Since he'd been a child in Scarborough, he'd always loved the first day of school. All the kids in their new JC Penney clothes — or Roots if they were rich kids from the Bluffs — looking around to see whose face had broken out in pimples, which girls had started wearing bras. Before the fresh pencils had been sharpened, all cliques had some give in them — to make room for a new kid, or some loser who had become cool over the summer. Each year, from kindergarten through high school, Matthew felt like the coming year could be the great one. He could be voted school president, win an essay contest that had Oxford knocking on his door, or Mariana Livingstone might finally recognize his je ne sais quoi and fuck his brains out behind the bleachers.
It had taken thirty-eight years, but now Matthew's great year had come, at last and to stay. He arrived at his office building, the concrete and glass block that was home to several departments, including his own, political science. He climbed the wide stone staircase to Sidney Smith Hall.
On the steps, a group of teenage girls held a campus map. They were arguing and pointing. Turning the map around and looking again.
"Can I help you?" Matthew asked them.
One girl — would she be the leader in a week? — said, "We're looking for Robarts Library."
"Other side of Harbord." Matthew flipped the map right side up and pointed. Then he pointed in real life — north across the next intersection.
"Told you!" a different girl said as they scurried off.
First-year students. They were at their adorable best in September. They still dressed well and they hadn't yet padded their curves with the Freshman 15. And they loved one-on-one time with their professors. They made up for all the Mariana Livingstones who never had given Matthew the time of day, behind the bleachers or anywhere else.
He continued up the stairs, but only made it one step before an eager voice accompanied light footsteps running up the staircase behind him.
Matthew swiveled to see a student from his intro class a few years back. She was a stunning girl — tall, fair-complexioned — and full of original ideas.
"Jessica. How was your summer?"
She scowled. "I spent it with my sick grandmother in her gloomy old mansion."
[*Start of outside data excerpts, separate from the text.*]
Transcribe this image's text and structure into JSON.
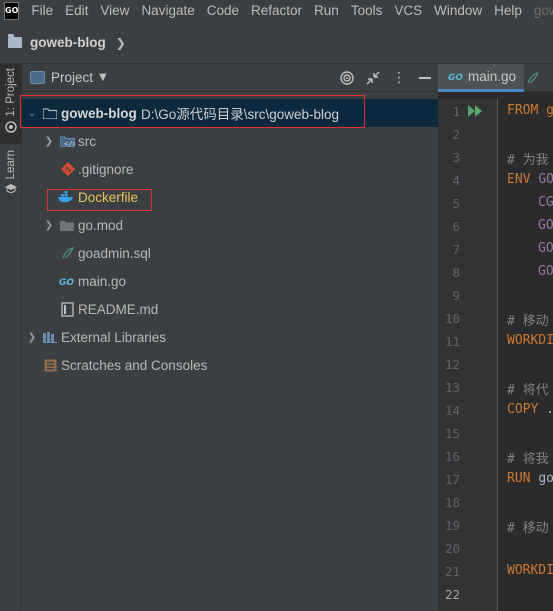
{
  "menubar": {
    "logo": "GO",
    "items": [
      "File",
      "Edit",
      "View",
      "Navigate",
      "Code",
      "Refactor",
      "Run",
      "Tools",
      "VCS",
      "Window",
      "Help",
      "gowe"
    ]
  },
  "navbar": {
    "project": "goweb-blog"
  },
  "toolstrip": {
    "project_tab": "1: Project",
    "learn_tab": "Learn"
  },
  "project_panel": {
    "title": "Project",
    "root": {
      "name": "goweb-blog",
      "path": "D:\\Go源代码目录\\src\\goweb-blog"
    },
    "items": [
      {
        "name": "src",
        "kind": "folder"
      },
      {
        "name": ".gitignore",
        "kind": "git"
      },
      {
        "name": "Dockerfile",
        "kind": "docker"
      },
      {
        "name": "go.mod",
        "kind": "gomod"
      },
      {
        "name": "goadmin.sql",
        "kind": "sql"
      },
      {
        "name": "main.go",
        "kind": "go"
      },
      {
        "name": "README.md",
        "kind": "md"
      }
    ],
    "external": "External Libraries",
    "scratches": "Scratches and Consoles"
  },
  "editor": {
    "tab": "main.go",
    "line_numbers": [
      "1",
      "2",
      "3",
      "4",
      "5",
      "6",
      "7",
      "8",
      "9",
      "10",
      "11",
      "12",
      "13",
      "14",
      "15",
      "16",
      "17",
      "18",
      "19",
      "20",
      "21",
      "22"
    ],
    "current_line": "22",
    "code": {
      "l1": "FROM g",
      "l3": "# 为我",
      "l4_kw": "ENV",
      "l4_var": "GO",
      "l5": "CG",
      "l6": "GO",
      "l7": "GO",
      "l8": "GO",
      "l10": "# 移动",
      "l11": "WORKDI",
      "l13": "# 将代",
      "l14_kw": "COPY",
      "l14_tx": ".",
      "l16": "# 将我",
      "l17_kw": "RUN",
      "l17_tx": "go",
      "l19": "# 移动",
      "l21": "WORKDI"
    }
  },
  "colors": {
    "accent": "#4a88c7",
    "highlight_box": "#e0303a",
    "keyword": "#cc7832",
    "comment": "#808080",
    "env_var": "#9876aa"
  }
}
"How depressing." Jessica shifted the faded leather bag on her shoulder. The Freshman 15 had never hit her, but the young intellectual fashion trend — to dress like clothes didn't matter — sure had. "I was supposed to go tree-planting out west, which I was totally stoked about. My dad did that in one of his summer breaks and he loved it. My grandma thought I was nuts to go — that I was chasing ghosts or something. Anyway, her health conveniently cleared up right at the end of the summer."
"Well, that's ... good news?"
"It is." Jessica sighed. "And I'm thrilled to be taking Poli Real World this year. All the other profs want us to memorize and regurgitate, and you actually encourage us to have strong opinions."
"I'm delighted to have you." Matthew reached for the door handle. "I look forward to your contributions in class."
"I'm just so angry sometimes with the whole system. Do you ever feel like politicians are the new mafia? Running the show and lining their pockets and leaving the rest of us a bunch of crappy options?"
Matthew smiled. "Interesting parallel. I hope you channel that frustration into your course work. Last year, when we submitted the Poli Real World collective course conclusions to our local representative, he took two of those ideas to the table in parliament."
"Yeah?" Jessica seemed rooted to the steps. "Did it change any policy?"
"Not this time. But we'll get there. The first step is getting their ear. Was there anything else?"